On the other hand, they’re definitely not the only measure other school districts and states have used to award performance-based pay.

In Denver, for example, teachers earn an extra $999 if they teach at a school with a high percentage of low-income, special-needs or ESL students, or if they’re certified in a hard-to-staff area like middle school math or special education. They get tuition reimbursement for professional development. They’re evaluated every three years by their principal or other “qualified designee,” with a 3 percent raise for a satisfactory rating. And each teacher works with his or her principal to set two objectives for student achievement each year. If students reach one, the teacher gets a bonus; if they reach both, the bonus becomes a permanent salary increase.

Other systems pay teachers more for taking on more responsibilities, or require them to show that they’ve earned a promotion to a higher rank of teaching rather than automatically ushering them along a traditional pay-for-experience salary scale.

More than half the 50 states have instituted some kind of statewide pay for performance program at one point or another since the early 1980s, although some have been repealed. Arkansas currently gives a salary supplement to teachers who become nationally certified — a rigorous, months-long process that requires hundreds of hours of work on the part of the teacher.
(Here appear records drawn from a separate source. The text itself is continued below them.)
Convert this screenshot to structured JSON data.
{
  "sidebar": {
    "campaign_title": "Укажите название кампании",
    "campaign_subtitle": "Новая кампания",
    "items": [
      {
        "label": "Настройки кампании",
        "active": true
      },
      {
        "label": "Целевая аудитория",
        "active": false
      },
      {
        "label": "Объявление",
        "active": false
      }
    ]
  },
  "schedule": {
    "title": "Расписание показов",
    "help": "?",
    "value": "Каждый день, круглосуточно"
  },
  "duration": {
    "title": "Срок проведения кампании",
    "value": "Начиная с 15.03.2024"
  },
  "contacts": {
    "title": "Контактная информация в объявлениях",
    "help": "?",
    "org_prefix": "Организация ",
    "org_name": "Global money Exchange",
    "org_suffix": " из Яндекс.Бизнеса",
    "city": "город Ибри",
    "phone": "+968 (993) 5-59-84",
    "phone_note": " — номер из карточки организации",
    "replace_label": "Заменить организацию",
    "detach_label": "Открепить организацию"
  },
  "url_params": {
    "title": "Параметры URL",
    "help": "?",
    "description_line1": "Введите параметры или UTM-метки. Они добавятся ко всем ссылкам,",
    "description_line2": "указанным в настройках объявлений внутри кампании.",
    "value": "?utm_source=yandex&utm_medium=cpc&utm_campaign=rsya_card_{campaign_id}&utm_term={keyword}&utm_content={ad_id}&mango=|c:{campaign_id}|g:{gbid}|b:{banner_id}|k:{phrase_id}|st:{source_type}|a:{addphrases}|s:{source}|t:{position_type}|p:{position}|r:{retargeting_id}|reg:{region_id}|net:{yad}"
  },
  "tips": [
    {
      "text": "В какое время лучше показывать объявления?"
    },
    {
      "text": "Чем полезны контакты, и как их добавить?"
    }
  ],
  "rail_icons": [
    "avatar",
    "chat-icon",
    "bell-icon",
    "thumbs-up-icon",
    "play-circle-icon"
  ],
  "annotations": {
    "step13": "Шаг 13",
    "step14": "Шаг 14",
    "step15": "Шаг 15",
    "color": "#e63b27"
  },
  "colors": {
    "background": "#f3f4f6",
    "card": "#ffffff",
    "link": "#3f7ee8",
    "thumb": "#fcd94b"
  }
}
And the subject is bubbling just under the surface at the Capitol now, although it’s a pretty thick surface: the requirements of the Lake View Supreme Court ruling and a probable special legislative session to address them.

But several lawmakers involved in education policy said they think some kind of merit pay discussion is in the state’s future.

“There’s a growing awareness that a system based solely on tenure and level of education does not serve as well,” said Sen. Jim Argue, chair of the Senate Education Committee and committees overseeing interim educational adequacy issues. The original consultants’ study that legislators used in 2003-4 to retool the state education finance system included a recommendation to reward teachers for their individual knowledge and skills, but lawmakers didn’t adopt it or appropriate money to study it further, Argue said.

He said his ideal merit pay plan starts with a testing system that gives teachers frequent and instant feedback, and not only assesses where students are but shows teachers where they need to focus.

And it also includes buy-in from teachers themselves.

“It can’t be something we’re forcing on the system,” Argue said. “That doesn’t do us any good. But I really think it’s possible to design a system that teachers would accept as a resource for them to better serve their students.”

Rep. Joyce Elliott, a former teacher, said she thinks the current system of paying educators is “absurd,” but that linking pay to test scores is “very tenuous.”

“There’s something to be said for, if teachers for example voluntarily took on students who have the most challenges,” she said. “That’s worthy of being granted some kind of enhancement pay. What we tend to do now is put our best teachers with the best students, and that’s backward.”

Elliott said what she really wants is for teachers themselves to take over the discussion of merit pay.

“That’s what grieves my heart more than anything — that we’re just saying ‘No, no, no.’ ”

Parkview English teacher John Binyon shares that view. Speaking at the Little Rock School Board meeting last week, he said he didn’t like the Walton proposal, but that the Classroom Teachers Association — of which he’s a member — needs to come up with its own plan rather than simply opposing the administration’s.

“I’m more pleased with [the school board members] than I am with the CTA,” he said after the meeting. “… I wish we could all get together because [merit pay] is inevitable.”

Katherine Wright Knight, president of the CTA, said after the meeting that she doesn’t think research supports any kind of merit pay, but that the teachers union would be willing to work with administrators and board members on a proposal if they’re asked to. So far, though, she said, they’ve simply had changes pushed on them.